There are a lot of contributing factors involved in statistical analysis. If you find yourself feeling lost or confused, or are just looking for some tips on how to do it more efficiently, check out our top tips for successful statistical analysis.
- Your statistical methods should allow for data to answer scientific questions
Your experiments generate data to answer questions, that’s no secret. What separates the experts from the beginners is the contemplation of the uses of such data. You want to generate a technique based on the end goal rather than the data structure.
- You need variability for success
Within the discipline of statistics, variability is bound to make itself known- this can be a good or bad thing. A pro knows how to determine whether the variability at play is worth paying attention to or if it is what analysts refer to as “noise” which is a type of variability that can be considered irrelevant.
- Always plan ahead
Step back and consider all aspects of the data that is being collected and plan ahead for factors that could create errors. An experienced analyst is always looking at the whole and planning for every scenario.
- Maintain quality
Your processing needs to be approached with care. You want all of your work to be clean from the very start to keep things from getting muddy when you’re already well into the experiment.
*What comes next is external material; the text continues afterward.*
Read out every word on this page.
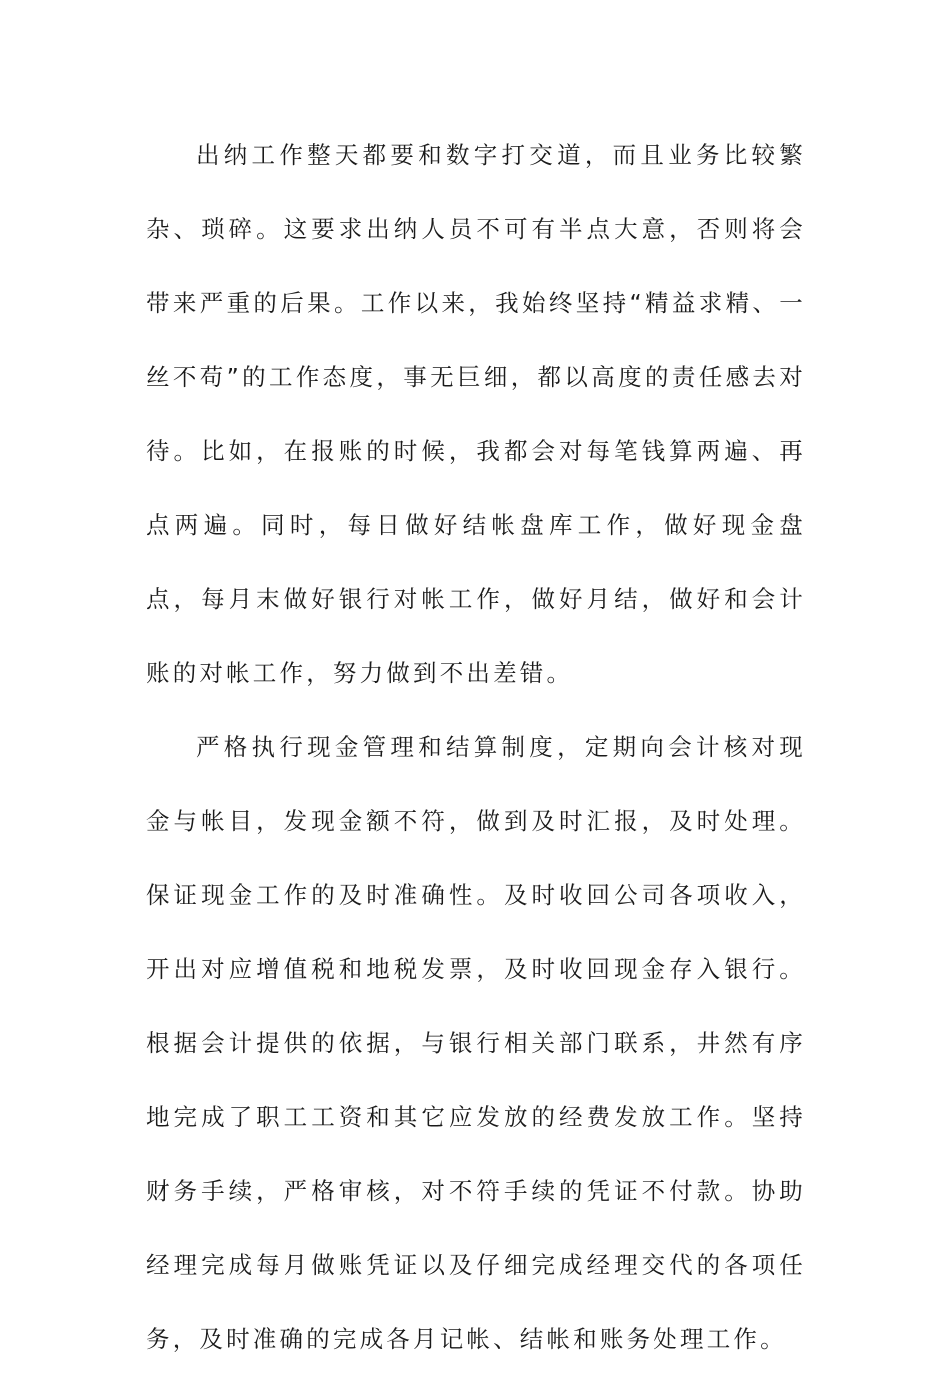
出纳工作整天都要和数字打交道，而且业务比较繁杂、琐碎。这要求出纳人员不可有半点大意，否则将会带来严重的后果。工作以来，我始终坚持“精益求精、一丝不苟”的工作态度，事无巨细，都以高度的责任感去对待。比如，在报账的时候，我都会对每笔钱算两遍、再点两遍。同时，每日做好结帐盘库工作，做好现金盘点，每月末做好银行对帐工作，做好月结，做好和会计账的对帐工作，努力做到不出差错。

严格执行现金管理和结算制度，定期向会计核对现金与帐目，发现金额不符，做到及时汇报，及时处理。保证现金工作的及时准确性。及时收回公司各项收入，开出对应增值税和地税发票，及时收回现金存入银行。根据会计提供的依据，与银行相关部门联系，井然有序地完成了职工工资和其它应发放的经费发放工作。坚持财务手续，严格审核，对不符手续的凭证不付款。协助经理完成每月做账凭证以及仔细完成经理交代的各项任务，及时准确的完成各月记帐、结帐和账务处理工作。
- Know that what you’re dealing with is more than compiled data
Statistical analysis is all about data and the questions being answered. The software you are working with provides you with the tools to assist in the analyzation. It does not define them.
- Be smart and simplify
Keeping things as simple as possible is always the best idea. Make sure you only add complexity when it is needed, otherwise, stick to the “less is more” mentality.
- Assess your variability
Uncertainty is common as nearly all biological measurements exhibit some amount of variability when being repeated. One of the main purposes of statistical analysis is to help assess the uncertainty.
Follow these tips transform the way you approach statistical analysis. You will become more efficient, produce better results, and find exactly what can be done to make your work more successful.